LONDON - Royal Mail is ahead of its targets and is set to report a £200m profit this year despite the £40m cost of crippling strikes.

According to reports chief executive Adam Crozier and chairman Allan Leighton will present the profit as proof that their ambitious three-year turnaround plan is working.

Royal Mail is currently in the second year of the turnaround, which has as its goal profits of at least £400m by the end of the next financial year.

To achieve that goal it is being estimated that Royal Mail still needs to cut another 12,000 jobs as part of its £1.3bn cost-cutting plan. The 12,000 job losses are part of the overall target of 30,000, which were approved last year by the government.

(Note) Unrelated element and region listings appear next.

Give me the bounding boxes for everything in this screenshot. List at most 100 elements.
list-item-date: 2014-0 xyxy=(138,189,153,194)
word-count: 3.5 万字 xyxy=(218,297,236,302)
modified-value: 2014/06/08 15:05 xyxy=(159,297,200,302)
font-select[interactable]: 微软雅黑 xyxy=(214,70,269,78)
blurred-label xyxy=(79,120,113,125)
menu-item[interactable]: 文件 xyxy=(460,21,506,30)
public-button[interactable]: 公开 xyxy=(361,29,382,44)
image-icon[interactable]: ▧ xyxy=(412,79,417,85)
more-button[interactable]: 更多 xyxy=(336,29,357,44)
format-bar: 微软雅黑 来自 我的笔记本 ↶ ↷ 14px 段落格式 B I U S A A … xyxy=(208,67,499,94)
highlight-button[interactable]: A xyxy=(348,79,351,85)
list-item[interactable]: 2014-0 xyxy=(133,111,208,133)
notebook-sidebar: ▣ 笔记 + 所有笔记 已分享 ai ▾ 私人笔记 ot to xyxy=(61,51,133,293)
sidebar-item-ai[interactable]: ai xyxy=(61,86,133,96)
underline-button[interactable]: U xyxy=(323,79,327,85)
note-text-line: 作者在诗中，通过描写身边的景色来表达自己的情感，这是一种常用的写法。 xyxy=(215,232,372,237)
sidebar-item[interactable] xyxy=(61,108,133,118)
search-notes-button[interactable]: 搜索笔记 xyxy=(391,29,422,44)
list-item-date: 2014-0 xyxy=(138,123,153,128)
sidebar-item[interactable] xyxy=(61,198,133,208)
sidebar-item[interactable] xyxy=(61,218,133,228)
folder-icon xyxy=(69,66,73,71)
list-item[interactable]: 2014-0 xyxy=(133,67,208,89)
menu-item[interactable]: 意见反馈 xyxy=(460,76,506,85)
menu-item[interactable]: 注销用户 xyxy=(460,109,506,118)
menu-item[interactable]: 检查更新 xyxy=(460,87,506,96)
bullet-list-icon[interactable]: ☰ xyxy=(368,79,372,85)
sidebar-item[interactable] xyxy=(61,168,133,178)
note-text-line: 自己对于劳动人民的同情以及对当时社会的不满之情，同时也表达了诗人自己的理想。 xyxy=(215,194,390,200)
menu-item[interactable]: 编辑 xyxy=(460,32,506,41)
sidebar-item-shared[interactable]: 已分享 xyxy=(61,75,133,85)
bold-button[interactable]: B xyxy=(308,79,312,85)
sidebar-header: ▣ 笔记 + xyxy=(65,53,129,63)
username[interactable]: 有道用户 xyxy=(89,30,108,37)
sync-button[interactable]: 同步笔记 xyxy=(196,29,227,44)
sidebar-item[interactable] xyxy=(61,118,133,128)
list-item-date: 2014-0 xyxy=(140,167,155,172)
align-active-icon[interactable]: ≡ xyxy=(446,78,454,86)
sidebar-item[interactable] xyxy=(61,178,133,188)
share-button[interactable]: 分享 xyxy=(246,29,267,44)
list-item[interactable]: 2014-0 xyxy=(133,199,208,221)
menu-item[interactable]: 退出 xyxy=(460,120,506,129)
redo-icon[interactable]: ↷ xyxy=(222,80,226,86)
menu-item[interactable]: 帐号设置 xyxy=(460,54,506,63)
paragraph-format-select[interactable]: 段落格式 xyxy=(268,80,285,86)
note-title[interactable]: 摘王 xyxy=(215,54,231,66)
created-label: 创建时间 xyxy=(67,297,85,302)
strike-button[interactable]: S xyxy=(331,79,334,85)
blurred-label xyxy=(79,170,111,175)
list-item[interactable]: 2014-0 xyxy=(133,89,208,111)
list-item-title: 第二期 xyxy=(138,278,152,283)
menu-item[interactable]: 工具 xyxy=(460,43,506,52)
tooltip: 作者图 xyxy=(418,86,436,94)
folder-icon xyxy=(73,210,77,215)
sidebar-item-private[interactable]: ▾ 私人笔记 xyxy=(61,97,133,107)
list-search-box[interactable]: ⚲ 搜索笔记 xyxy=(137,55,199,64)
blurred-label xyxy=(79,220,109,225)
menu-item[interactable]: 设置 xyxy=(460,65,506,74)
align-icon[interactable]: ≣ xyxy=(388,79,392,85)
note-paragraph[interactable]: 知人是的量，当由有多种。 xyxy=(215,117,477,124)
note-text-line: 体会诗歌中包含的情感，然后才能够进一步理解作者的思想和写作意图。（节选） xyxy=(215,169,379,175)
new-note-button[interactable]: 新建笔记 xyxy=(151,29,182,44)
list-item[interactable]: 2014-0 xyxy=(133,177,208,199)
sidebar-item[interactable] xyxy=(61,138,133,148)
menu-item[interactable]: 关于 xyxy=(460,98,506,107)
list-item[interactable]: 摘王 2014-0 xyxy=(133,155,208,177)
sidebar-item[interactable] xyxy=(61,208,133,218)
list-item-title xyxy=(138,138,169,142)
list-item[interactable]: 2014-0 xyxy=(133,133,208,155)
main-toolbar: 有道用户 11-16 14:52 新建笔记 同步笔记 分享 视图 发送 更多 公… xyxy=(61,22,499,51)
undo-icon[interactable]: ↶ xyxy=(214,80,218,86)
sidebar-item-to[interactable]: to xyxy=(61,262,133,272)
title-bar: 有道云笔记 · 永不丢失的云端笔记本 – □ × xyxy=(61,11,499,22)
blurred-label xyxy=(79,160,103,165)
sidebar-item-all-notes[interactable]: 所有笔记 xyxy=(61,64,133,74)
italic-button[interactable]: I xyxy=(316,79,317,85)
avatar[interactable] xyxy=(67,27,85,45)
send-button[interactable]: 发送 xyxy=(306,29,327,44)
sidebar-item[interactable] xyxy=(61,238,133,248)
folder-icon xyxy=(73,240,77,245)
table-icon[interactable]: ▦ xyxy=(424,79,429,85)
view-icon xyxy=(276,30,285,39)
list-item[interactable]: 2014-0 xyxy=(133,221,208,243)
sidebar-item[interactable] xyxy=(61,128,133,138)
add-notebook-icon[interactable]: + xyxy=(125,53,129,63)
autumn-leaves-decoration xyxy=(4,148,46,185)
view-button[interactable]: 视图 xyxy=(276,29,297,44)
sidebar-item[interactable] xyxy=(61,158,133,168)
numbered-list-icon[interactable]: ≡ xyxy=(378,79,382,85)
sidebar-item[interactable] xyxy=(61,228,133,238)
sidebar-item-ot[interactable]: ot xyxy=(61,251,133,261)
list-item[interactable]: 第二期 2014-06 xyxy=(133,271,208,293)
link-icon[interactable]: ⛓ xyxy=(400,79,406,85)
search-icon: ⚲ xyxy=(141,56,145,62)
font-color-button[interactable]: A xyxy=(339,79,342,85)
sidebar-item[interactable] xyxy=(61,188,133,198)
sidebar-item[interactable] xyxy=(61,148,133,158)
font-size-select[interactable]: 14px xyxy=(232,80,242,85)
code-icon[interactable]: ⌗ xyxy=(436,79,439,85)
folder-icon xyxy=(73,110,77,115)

The Observer newspaper reported at the weekend that the figures will be welcomed by trade unions despite the fact that Leighton described last year's strikes over pay as "commercial suicide".

In the year to March 31 2003 Royal Mail halved its losses to £611m from £1.1bn previously. In November Royal Mail revealed it had made a £3m profit in the first half of this financial year marking the first time in five years it had been in the black so early in the period.

News of the profit follows the recent deal signed with rival UK Mail, a subsidiary of Business Post, whereby Royal Mail charges the firm 13p per letter to deliver its post. The deal was the first deal of its kind in the UK to carry post over the so-called "final mile".